Auf seiner Website rühmt sich das Unternehmen für seine Beständigkeit in den Jahrzehnten des Wandels: Japans Wirtschaft sei in den Nachkriegszeit extrem gewachsen, habe zwei große Ölkrisen und das Platzen der Spekulationsblase durchgestanden – doch Tepco habe seine Kunden stets mit Elektrizität versorgt.

Doch dieses schöne Image passt schon seit Längerem nicht mehr zu Tepco: Kritiker vergleichen das Unternehmen mit seinen rund 38.000 Angestellten mit einer Behörde. Tepco gilt als eines der größten Auffangbecken für ausscheidende Ministerialbürokraten.

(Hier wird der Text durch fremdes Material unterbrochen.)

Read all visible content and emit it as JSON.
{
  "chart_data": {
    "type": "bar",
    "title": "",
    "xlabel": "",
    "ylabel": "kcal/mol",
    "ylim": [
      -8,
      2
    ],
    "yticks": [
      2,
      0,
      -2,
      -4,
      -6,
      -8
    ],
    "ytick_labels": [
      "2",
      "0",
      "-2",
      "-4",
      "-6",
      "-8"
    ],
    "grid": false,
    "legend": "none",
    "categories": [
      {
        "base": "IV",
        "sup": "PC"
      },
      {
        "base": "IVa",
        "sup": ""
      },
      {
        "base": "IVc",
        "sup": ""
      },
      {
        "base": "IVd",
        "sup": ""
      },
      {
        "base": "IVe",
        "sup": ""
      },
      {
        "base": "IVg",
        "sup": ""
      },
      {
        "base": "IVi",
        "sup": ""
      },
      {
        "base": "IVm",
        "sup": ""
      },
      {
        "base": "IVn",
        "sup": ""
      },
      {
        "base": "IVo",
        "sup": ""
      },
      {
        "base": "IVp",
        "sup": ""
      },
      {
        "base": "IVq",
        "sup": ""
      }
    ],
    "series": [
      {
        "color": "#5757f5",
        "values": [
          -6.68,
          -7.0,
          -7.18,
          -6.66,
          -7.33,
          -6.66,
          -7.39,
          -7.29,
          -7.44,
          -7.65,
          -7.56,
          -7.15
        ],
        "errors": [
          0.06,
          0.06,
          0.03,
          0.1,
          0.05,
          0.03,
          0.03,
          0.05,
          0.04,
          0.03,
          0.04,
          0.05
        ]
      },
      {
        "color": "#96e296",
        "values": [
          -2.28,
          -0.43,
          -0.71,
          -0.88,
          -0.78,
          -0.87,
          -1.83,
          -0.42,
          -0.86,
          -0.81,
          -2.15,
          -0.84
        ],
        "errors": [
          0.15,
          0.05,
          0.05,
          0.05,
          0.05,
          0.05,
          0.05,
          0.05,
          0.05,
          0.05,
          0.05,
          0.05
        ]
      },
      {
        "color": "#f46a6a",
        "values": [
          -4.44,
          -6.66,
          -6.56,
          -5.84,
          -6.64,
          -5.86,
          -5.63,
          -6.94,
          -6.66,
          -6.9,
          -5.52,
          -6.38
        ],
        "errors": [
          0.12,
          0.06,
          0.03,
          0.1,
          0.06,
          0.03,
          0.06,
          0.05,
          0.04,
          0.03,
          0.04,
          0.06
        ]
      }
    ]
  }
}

Konzernchef verschwindet im Nebenzimmer

Auch Konzernchef Masataka Shimizu machte zuletzt keine gute Figur. Kurz nach Beginn der Katastrophe am 11. März soll er sich aus der Einsatzzentrale am Tepco-Hauptsitz in ein Nebenzimmer zurückgezogen haben. Shimizu sei erschöpft gewesen, hieß es. „Tepco hat bislang ein miserables Bild abgegeben“, sagte Radioökologin Frenzel. „Schon einige Tage nachdem die ersten Schäden am Atomkraftwerk Fukushima bekannt waren, wurde von Tepco verharmlost und verschwiegen.“

Wie aus einem Bericht der Atomsicherheitsbehörde in Japan hervorging, kam es offenbar auch schon vor der Katastrophe bei Inspektionen in Fukushima zu massiven Unregelmäßigkeiten. Unter anderem sollen Teile des Kühlsystems und der Notstromgeneratoren nicht untersucht worden seien, die dann vom Tsunami beschädigt wurden und deren Ausfall zu den massiven Problemen in dem Kraftwerk führte.

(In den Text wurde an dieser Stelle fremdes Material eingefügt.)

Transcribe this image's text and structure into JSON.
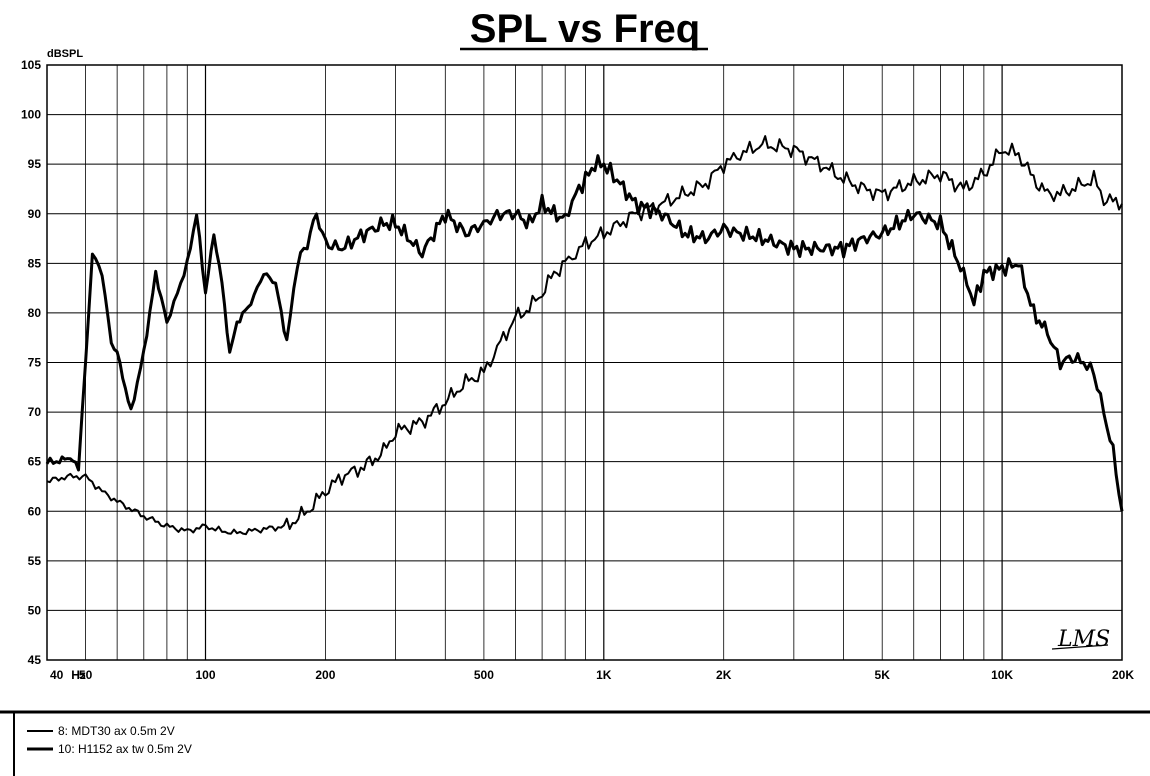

„Tepco hat in den vergangenen Jahren ein langes Sündenregister aufgebaut“, sagt Sebastian Pflugbeil, Präsident der Gesellschaft für Strahlenschutz. „Für unsere japanischen Freunde ist das Unternehmen ein rotes Tuch.“ Eine Verstaatlichung Tepcos wäre nach den Worten Pflugbeils nachvollziehbar.

Die Regierung habe Tepco wiederholt dafür kritisiert, dass sie nicht richtig informiert worden sei. „Fragen wie die Evakuierung von Menschen bedürfen einer engen Abstimmung zwischen Betreiber und Regierung. Mein Eindruck ist aber, dass das eher unsystematisch und konfus abläuft“, sagt Pflugbeil. „Die Komplexität der Thematik ist nur mit geballter Staatsmacht zu schaffen.“

Die Chancen, dass Tepco in seiner derzeitigen Aufstellung weiter besteht, sind also gering. Denkbar wäre auch eine Abspaltung des Atomgeschäfts von Tepco, das dann anschließend verstaatlicht werden könnte. „Es gibt keine andere Möglichkeit als Tepco zu verstaatlichen“, sagte ein Fondsmanager der Nachrichtenagentur Reuters. „Die Menschen sind sehr wütend auf das Unternehmen. Der Ärger wird nicht verfliegen wenn die Regierung nur Geld in das Unternehmen pumpt, aber das Management weiter machen lässt.“

Das Risiko, das das Unternehmen ohne Hilfe zusammenbricht, sei zu groß. Analysten zufolge muss Tepco monatlich mehr als eine Milliarde Dollar allein für alternative Energiequellen aufbringen, um den Ausfall seiner Reaktoren auszugleichen.